Of the 8,443 households, 36.0% had children under the age of 18 living in them. Of all households, 60.1% were married-couple households, 11.7% were households with a male householder and no spouse or partner present, and 23.3% were households with a female householder and no spouse or partner present. About 21.4% of all households were made up of individuals and 11.2% had someone living alone who was 65 years of age or older. The average household size was 2.5 and the average family size was 3.0.

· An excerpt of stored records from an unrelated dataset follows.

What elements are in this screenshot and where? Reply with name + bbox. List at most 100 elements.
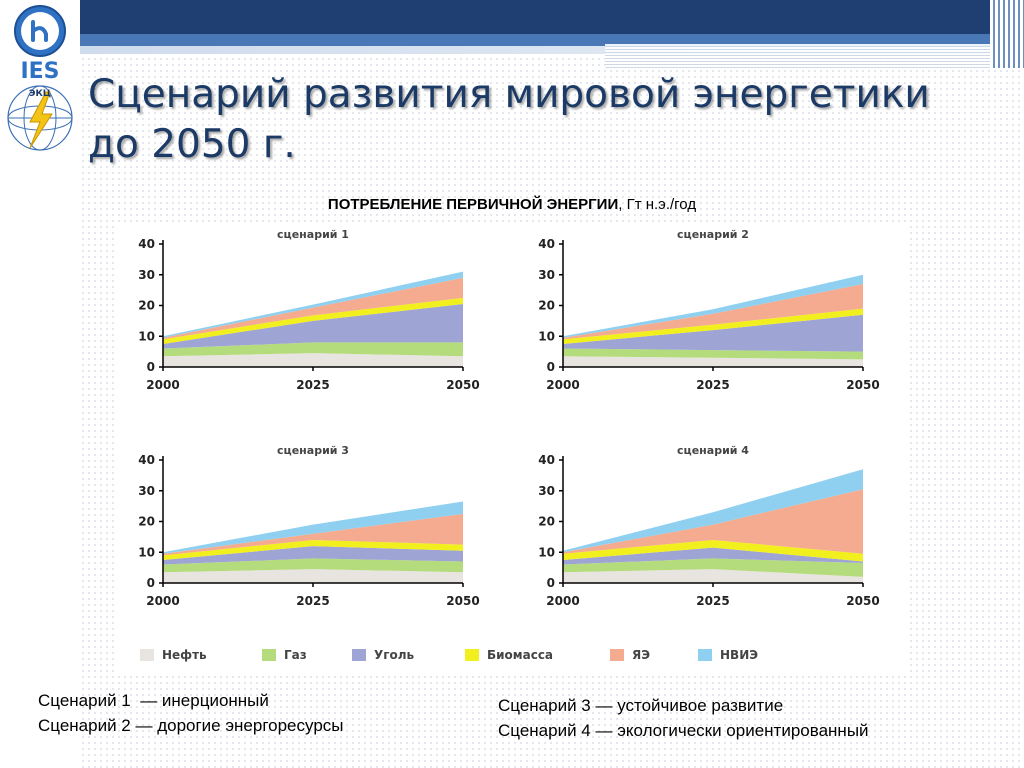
- legend-label-coal: Уголь: [374, 648, 415, 662]
- x-tick-label: 2025: [296, 594, 329, 608]
- header-stripes: [605, 44, 1024, 68]
- legend-item-coal: Уголь: [352, 648, 414, 662]
- area-biomass: [563, 308, 863, 344]
- y-tick-label: 40: [138, 237, 155, 251]
- area-oil: [563, 356, 863, 367]
- chart-scenario-1: сценарий 1 0 10 20 30 40 2000 2025 2050: [138, 228, 479, 392]
- legend-label-nuclear: ЯЭ: [632, 648, 651, 662]
- y-tick-label: 10: [538, 545, 555, 559]
- area-oil: [163, 353, 463, 367]
- area-renewables: [163, 271, 463, 338]
- scenario-descriptions-right: Сценарий 3 — устойчивое развитие Сценари…: [498, 693, 869, 743]
- x-tick-label: 2025: [696, 594, 729, 608]
- y-tick-label: 30: [138, 484, 155, 498]
- y-tick-label: 40: [538, 453, 555, 467]
- ies-logo: IES ЭКЦ: [0, 0, 80, 160]
- chart-title: сценарий 1: [277, 228, 349, 241]
- x-tick-label: 2050: [446, 378, 479, 392]
- x-tick-label: 2000: [146, 594, 179, 608]
- area-gas: [563, 558, 863, 577]
- y-tick-label: 10: [538, 329, 555, 343]
- legend-item-gas: Газ: [262, 648, 307, 662]
- legend-swatch-oil: [140, 649, 154, 661]
- x-tick-label: 2000: [146, 378, 179, 392]
- area-oil: [163, 569, 463, 583]
- svg-text:ЭКЦ: ЭКЦ: [29, 89, 51, 99]
- legend-swatch-coal: [352, 649, 366, 661]
- y-tick-label: 30: [138, 268, 155, 282]
- legend-swatch-nuclear: [610, 649, 624, 661]
- chart-title: сценарий 3: [277, 444, 349, 457]
- scenario-descriptions-left: Сценарий 1 — инерционный Сценарий 2 — до…: [38, 688, 344, 738]
- y-tick-label: 20: [538, 299, 555, 313]
- x-tick-label: 2025: [696, 378, 729, 392]
- area-gas: [563, 348, 863, 360]
- area-renewables: [563, 469, 863, 553]
- x-tick-label: 2050: [446, 594, 479, 608]
- area-renewables: [163, 501, 463, 554]
- page-title: Сценарий развития мировой энергетики до …: [88, 72, 930, 167]
- legend-label-renewables: НВИЭ: [720, 648, 759, 662]
- legend-item-biomass: Биомасса: [465, 648, 553, 662]
- area-nuclear: [563, 283, 863, 340]
- legend-label-biomass: Биомасса: [487, 648, 554, 662]
- legend-label-oil: Нефть: [162, 648, 207, 662]
- legend-item-renewables: НВИЭ: [698, 648, 758, 662]
- header-band: [80, 0, 1024, 34]
- chart-title: сценарий 4: [677, 444, 749, 457]
- scenario-4-description: Сценарий 4 — экологически ориентированны…: [498, 721, 869, 740]
- area-coal: [563, 547, 863, 565]
- area-nuclear: [163, 277, 463, 340]
- y-tick-label: 10: [138, 545, 155, 559]
- chart-scenario-4: сценарий 4 0 10 20 30 40 2000 2025 2050: [538, 444, 879, 608]
- area-coal: [163, 546, 463, 565]
- legend-swatch-biomass: [465, 649, 479, 661]
- chart-scenario-3: сценарий 3 0 10 20 30 40 2000 2025 2050: [138, 444, 479, 608]
- y-tick-label: 0: [147, 576, 155, 590]
- y-tick-label: 10: [138, 329, 155, 343]
- header-band-light: [80, 46, 1024, 54]
- scenario-1-description: Сценарий 1 — инерционный: [38, 691, 269, 710]
- x-tick-label: 2025: [296, 378, 329, 392]
- y-tick-label: 0: [547, 576, 555, 590]
- chart-scenario-2: сценарий 2 0 10 20 30 40 2000 2025 2050: [538, 228, 879, 392]
- y-tick-label: 40: [138, 453, 155, 467]
- legend-item-nuclear: ЯЭ: [610, 648, 650, 662]
- y-tick-label: 0: [547, 360, 555, 374]
- area-gas: [163, 342, 463, 357]
- chart-title: сценарий 2: [677, 228, 749, 241]
- x-tick-label: 2000: [546, 378, 579, 392]
- chart-caption: ПОТРЕБЛЕНИЕ ПЕРВИЧНОЙ ЭНЕРГИИ, Гт н.э./г…: [0, 196, 1024, 213]
- chart-caption-units: , Гт н.э./год: [618, 196, 697, 213]
- legend-item-oil: Нефть: [140, 648, 207, 662]
- svg-text:IES: IES: [20, 59, 59, 84]
- y-tick-label: 20: [138, 515, 155, 529]
- area-nuclear: [163, 513, 463, 556]
- chart-legend: Нефть Газ Уголь Биомасса ЯЭ НВИЭ: [140, 648, 900, 666]
- y-tick-label: 20: [138, 299, 155, 313]
- x-tick-label: 2050: [846, 594, 879, 608]
- legend-swatch-renewables: [698, 649, 712, 661]
- area-biomass: [163, 297, 463, 344]
- area-nuclear: [563, 489, 863, 554]
- area-renewables: [563, 274, 863, 338]
- y-tick-label: 0: [147, 360, 155, 374]
- x-tick-label: 2000: [546, 594, 579, 608]
- header-band-accent: [80, 34, 1024, 46]
- header-vertical-stripes: [990, 0, 1024, 68]
- legend-label-gas: Газ: [284, 648, 307, 662]
- scenario-2-description: Сценарий 2 — дорогие энергоресурсы: [38, 716, 344, 735]
- y-tick-label: 30: [538, 484, 555, 498]
- area-gas: [163, 558, 463, 573]
- y-tick-label: 20: [538, 515, 555, 529]
- area-coal: [563, 314, 863, 352]
- y-tick-label: 30: [538, 268, 555, 282]
- x-tick-label: 2050: [846, 378, 879, 392]
- scenario-3-description: Сценарий 3 — устойчивое развитие: [498, 696, 784, 715]
- area-coal: [163, 303, 463, 349]
- area-oil: [563, 569, 863, 583]
- y-tick-label: 40: [538, 237, 555, 251]
- chart-caption-bold: ПОТРЕБЛЕНИЕ ПЕРВИЧНОЙ ЭНЕРГИИ: [327, 196, 619, 213]
- area-biomass: [563, 539, 863, 562]
- area-biomass: [163, 539, 463, 560]
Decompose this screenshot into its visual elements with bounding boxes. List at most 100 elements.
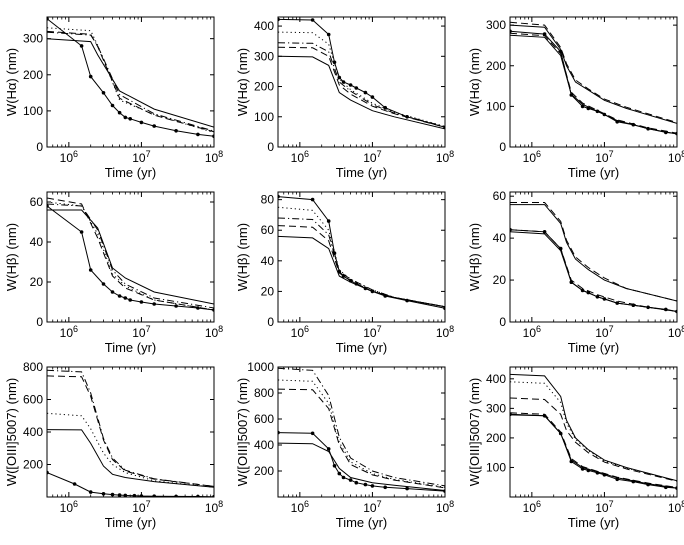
- series-line-dash-dot: [47, 31, 214, 132]
- data-point: [675, 486, 677, 490]
- data-point: [128, 298, 132, 302]
- data-point: [405, 486, 409, 491]
- data-point: [602, 473, 607, 477]
- data-point: [354, 282, 359, 286]
- data-point: [332, 60, 337, 65]
- data-point: [310, 18, 315, 22]
- y-tick-label: 60: [493, 189, 507, 203]
- data-point: [646, 305, 650, 310]
- y-tick-label: 80: [261, 193, 275, 207]
- y-tick-label: 0: [267, 315, 274, 329]
- series-line-dash-dot: [47, 369, 214, 487]
- series-line-dash-dot: [278, 367, 445, 487]
- series-line-solid-b: [510, 34, 677, 135]
- series-line-solid: [47, 429, 214, 488]
- data-point: [586, 468, 591, 473]
- y-tick-label: 40: [261, 254, 275, 268]
- data-point: [595, 471, 600, 475]
- series-line-solid-dots: [278, 18, 445, 128]
- y-tick-label: 60: [30, 195, 44, 209]
- data-point: [569, 280, 574, 285]
- data-point: [278, 430, 280, 435]
- series-line-solid-dots: [510, 413, 677, 489]
- series-line-solid-a: [510, 373, 677, 482]
- data-point: [123, 115, 128, 120]
- series-line-dashed-a: [510, 21, 677, 124]
- x-tick-label: 107: [363, 149, 381, 165]
- series-group: [47, 17, 214, 138]
- series-line-solid: [278, 235, 445, 308]
- data-point: [595, 295, 600, 299]
- y-tick-label: 100: [23, 104, 43, 118]
- series-line-solid: [278, 55, 445, 130]
- y-tick-label: 20: [261, 284, 275, 298]
- x-tick-label: 108: [668, 149, 684, 165]
- x-axis-label: Time (yr): [105, 165, 157, 180]
- data-point: [128, 117, 132, 121]
- panel-7: 200 400 600 800 106 107 108 Time (yr) W([OIII]50…: [4, 360, 223, 530]
- x-axis-label: Time (yr): [568, 340, 620, 355]
- series-line-solid-b: [510, 414, 677, 489]
- data-point: [332, 464, 337, 468]
- series-line-solid-dots: [47, 205, 214, 311]
- data-point: [602, 112, 607, 117]
- data-point: [337, 75, 342, 80]
- data-point: [101, 282, 106, 286]
- axes-box: [46, 191, 215, 323]
- y-tick-label: 0: [499, 315, 506, 329]
- x-axis-label: Time (yr): [105, 515, 157, 530]
- y-axis-label: W(Hβ) (nm): [235, 223, 250, 291]
- x-axis-label: Time (yr): [336, 165, 388, 180]
- data-point: [326, 219, 331, 223]
- data-point: [88, 74, 93, 79]
- series-line-solid-b: [510, 231, 677, 312]
- axes-box: [509, 191, 678, 323]
- data-point: [341, 274, 346, 278]
- x-tick-label: 106: [291, 149, 309, 165]
- data-point: [510, 29, 512, 33]
- x-tick-label: 108: [205, 499, 223, 515]
- series-group: [510, 202, 677, 314]
- data-point: [72, 482, 77, 486]
- data-point: [310, 197, 315, 202]
- y-tick-label: 800: [23, 360, 43, 374]
- data-point: [363, 90, 368, 95]
- y-tick-label: 300: [486, 401, 506, 415]
- data-point: [348, 478, 353, 482]
- x-axis-label: Time (yr): [336, 340, 388, 355]
- series-line-solid-dots: [278, 196, 445, 309]
- series-line-dashed: [47, 197, 214, 311]
- data-point: [278, 17, 280, 22]
- panel-6: 0 20 40 60 106 107 108 Time (yr) W(Hβ) (nm): [467, 189, 684, 355]
- data-point: [363, 286, 368, 291]
- series-line-dotted: [278, 206, 445, 308]
- y-tick-label: 200: [23, 68, 43, 82]
- series-line-dashed-b: [510, 412, 677, 488]
- y-tick-label: 0: [499, 140, 506, 154]
- y-axis-label: W([OIII]5007) (nm): [467, 378, 482, 486]
- data-point: [363, 482, 368, 487]
- y-axis-label: W([OIII]5007) (nm): [4, 378, 19, 486]
- series-line-dotted-a: [510, 381, 677, 482]
- x-tick-label: 108: [205, 149, 223, 165]
- y-tick-label: 200: [23, 458, 43, 472]
- axes-box: [277, 16, 446, 148]
- x-tick-label: 108: [436, 499, 454, 515]
- y-tick-label: 800: [254, 386, 274, 400]
- y-tick-label: 100: [486, 99, 506, 113]
- y-tick-label: 300: [486, 18, 506, 32]
- y-tick-label: 0: [36, 315, 43, 329]
- series-line-dashed: [47, 375, 214, 487]
- data-point: [595, 109, 600, 114]
- x-tick-label: 106: [523, 499, 541, 515]
- series-line-dash-dot: [278, 42, 445, 128]
- data-point: [664, 307, 668, 312]
- data-point: [88, 268, 93, 272]
- data-point: [341, 80, 346, 84]
- data-point: [196, 306, 200, 310]
- data-point: [646, 126, 650, 131]
- x-axis-label: Time (yr): [568, 165, 620, 180]
- data-point: [139, 120, 144, 125]
- data-point: [337, 471, 342, 476]
- x-tick-label: 108: [205, 324, 223, 340]
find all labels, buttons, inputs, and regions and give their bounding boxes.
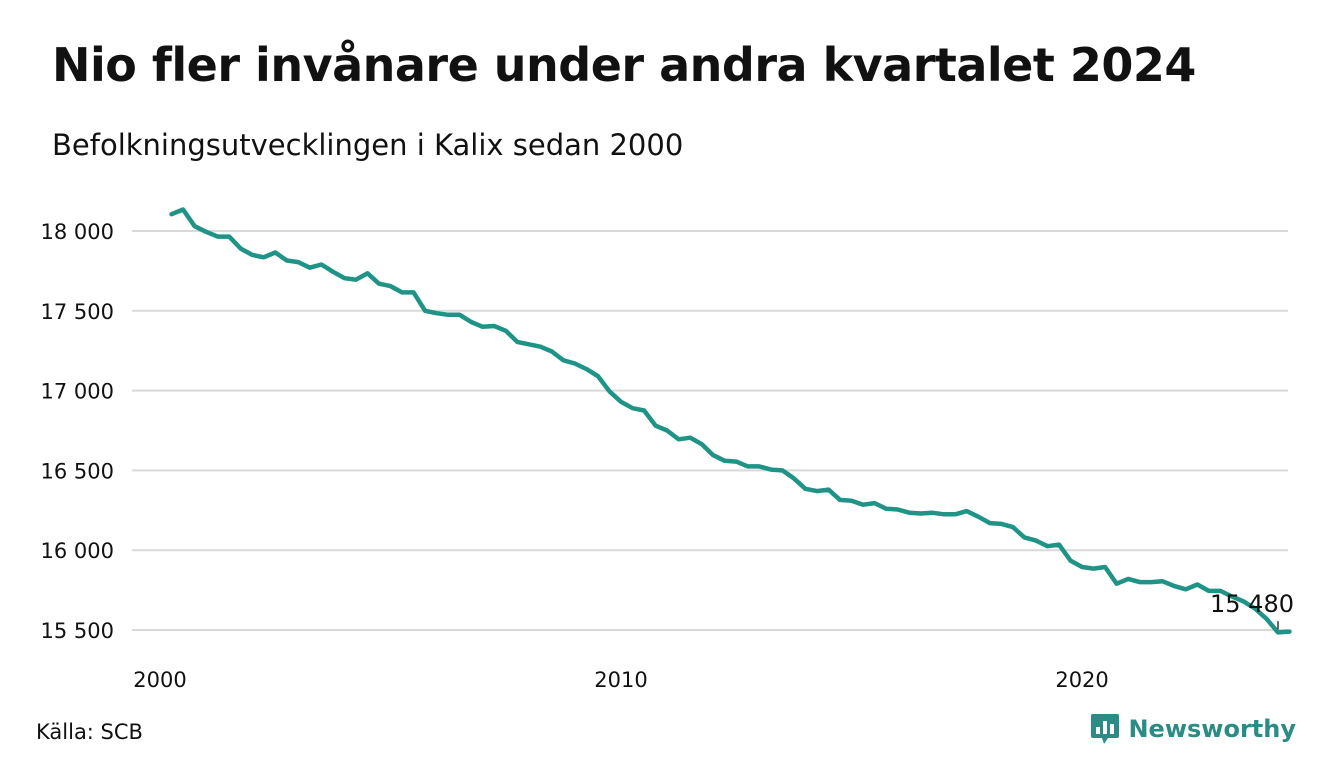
line-chart: 15 500 16 000 16 500 17 000 17 500 18 000 2000… (41, 207, 1294, 692)
y-tick-label: 18 000 (41, 220, 114, 244)
brand-logo: Newsworthy (1090, 712, 1296, 746)
x-tick-label: 2000 (133, 668, 186, 692)
chart-title: Nio fler invånare under andra kvartalet … (52, 38, 1196, 92)
y-tick-label: 16 000 (41, 539, 114, 563)
y-tick-label: 17 500 (41, 300, 114, 324)
last-value-label: 15 480 (1210, 590, 1294, 618)
x-tick-label: 2010 (594, 668, 647, 692)
newsworthy-chart-icon (1091, 714, 1120, 744)
population-series-line (169, 207, 1292, 635)
y-tick-label: 16 500 (41, 459, 114, 483)
brand-name: Newsworthy (1128, 715, 1296, 743)
chart-subtitle: Befolkningsutvecklingen i Kalix sedan 20… (52, 128, 684, 162)
y-tick-label: 15 500 (41, 619, 114, 643)
x-tick-label: 2020 (1055, 668, 1108, 692)
source-note: Källa: SCB (36, 720, 143, 744)
y-tick-label: 17 000 (41, 380, 114, 404)
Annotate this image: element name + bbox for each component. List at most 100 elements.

Racial composition as of the 2020 census
| Race | Number | Percent |
|---|---|---|
| White | 18,111 | 78.9% |
| Black or African American | 2,339 | 10.2% |
| American Indian and Alaska Native | 116 | 0.5% |
| Asian | 277 | 1.2% |
| Native Hawaiian and Other Pacific Islander | 21 | 0.1% |
| Some other race | 355 | 1.5% |
| Two or more races | 1,722 | 7.5% |

===Income===
The 2016–2020 5-year American Community Survey estimates show that the median household income was $86,368 (with a margin of error of +/- $7,901) and the median family income was $99,853 (+/- $4,306). Males had a median income of $52,880 (+/- $6,952) versus $41,750 (+/- $4,113) for females. The median income for those above 16 years old was $45,620 (+/- $3,115). Approximately, 4.1% of families and 5.5% of the population were below the poverty line, including 6.9% of those under the age of 18 and 6.3% of those ages 65 or over.

==Economy==
===Largest employers===
As of July 2025, the largest employers in the city are:

| # | Employer | # of Employees |
|---|---|---|
| 1 | Nuuly | 1,030 |
| 2 | Walmart | 405 |
| 3 | Raymore-Peculiar School District | 344 |
| 4 | Foxwood Springs | 274 |
| 5 | Compass Health Network | 218 |
| 6 | Cosentino's Price Chopper | 152 |
| 7 | Southern Glazer's Wine & Spirits | 150 |
| 8 | Sam's Club | 150 |
| 9 | Lowe's | 136 |
| 10 | City of Raymore | 108 |

==Education==
Public education in Raymore is administered by Raymore-Peculiar R-II School District. This is true for the entire municipality.

Metropolitan Community College has the Raymore-Peculiar school district area in its service area, but not its in-district taxation area.